Summary
On November 20, 2009, Altria Group, Inc. (Altria) entered into new senior unsecured revolving credit agreements, replacing its previous facility. The company secured a $600 million 364-day revolving credit agreement and a $2.4 billion 3-year revolving credit agreement, both expiring in 2010 and 2012, respectively. These new credit lines, with JPMorgan Chase Bank, N.A. and Citibank, N.A. as administrative agents, will be used for general corporate purposes and to support Altria's commercial paper issuances. Notably, Altria's wholly-owned subsidiary, Philip Morris USA Inc. (PM USA), is providing guarantees for these new credit facilities.

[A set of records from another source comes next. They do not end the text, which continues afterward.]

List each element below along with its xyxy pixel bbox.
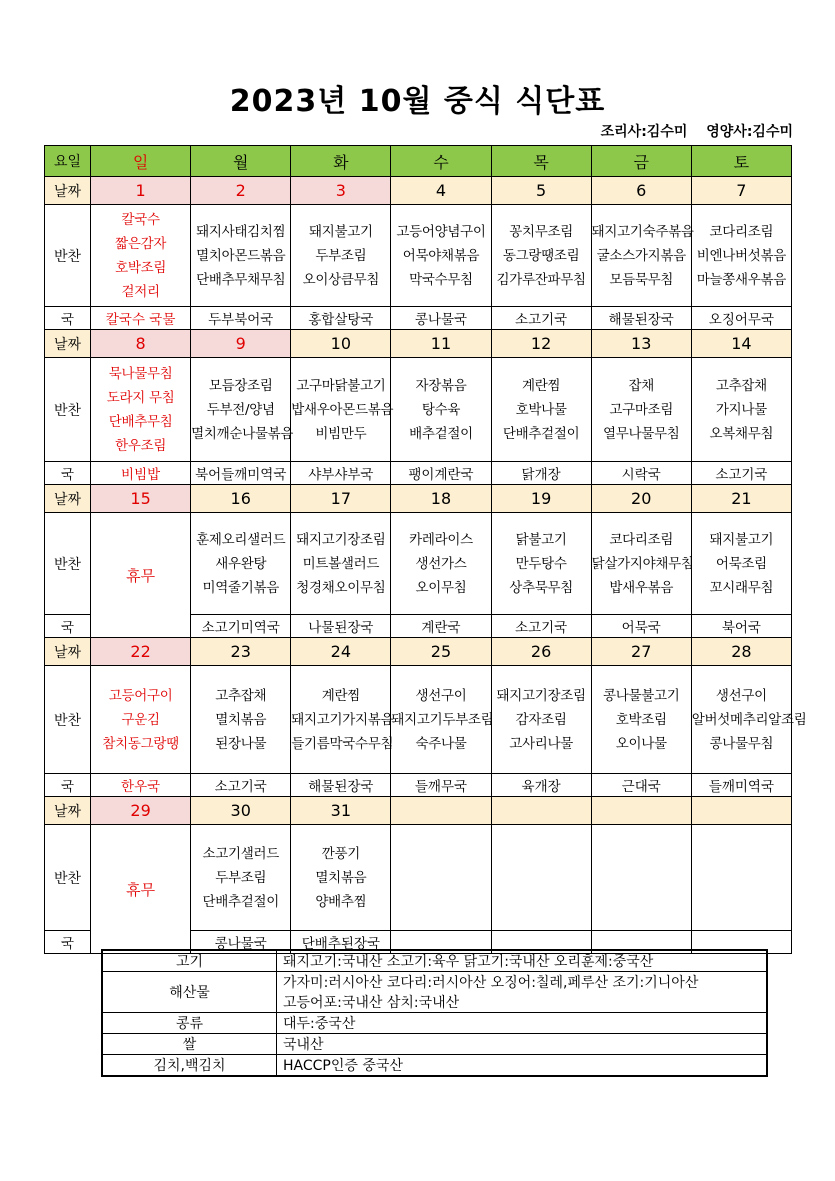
dish-item: 돼지고기두부조림 — [391, 711, 494, 728]
side-dish-cell — [591, 358, 691, 462]
dish-item: 상추묵무침 — [509, 579, 573, 596]
dish-item: 돼지불고기 — [709, 531, 774, 548]
soup-cell: 비빔밥 — [91, 462, 191, 485]
dish-item: 닭살가지야채무침 — [591, 555, 694, 572]
side-dish-cell — [191, 666, 291, 774]
dish-item: 묵나물무침 — [108, 365, 173, 382]
origin-line: 대두:중국산 — [283, 1016, 356, 1032]
menu-table — [44, 145, 807, 954]
cook-name: 조리사:김수미 — [600, 124, 688, 140]
date-cell: 27 — [591, 638, 691, 666]
side-dish-cell — [691, 825, 791, 931]
page-title: 2023년 10월 중식 식단표 — [229, 84, 606, 119]
dish-item: 생선구이 — [415, 687, 467, 704]
date-cell: 18 — [391, 485, 491, 513]
dish-item: 알버섯메추리알조림 — [691, 711, 807, 728]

The agreements include covenants requiring Altria to maintain a debt-to-EBITDA ratio not exceeding 3.0 to 1 and an EBITDA-to-interest expense ratio of at least 4.0 to 1. As of the filing date, there were no outstanding borrowings under these new agreements.
Key Highlights
- 1Altria entered into a new $600 million 364-day revolving credit agreement and a $2.4 billion 3-year revolving credit agreement.
- 2The new credit facilities replace a prior $3.4 billion agreement that was terminated.
- 3Philip Morris USA Inc. (PM USA) provided guarantees for the new credit agreements.
- 4The credit agreements are unsecured and have expiration dates of November 19, 2010, and November 20, 2012.
- 5Funds from the credit facilities are designated for general corporate purposes and to support commercial paper issuances.
- 6Key financial covenants include a maximum debt-to-EBITDA ratio of 3.0:1 and a minimum EBITDA-to-interest expense ratio of 4.0:1.
- 7No borrowings were outstanding under the new credit agreements as of November 20, 2009.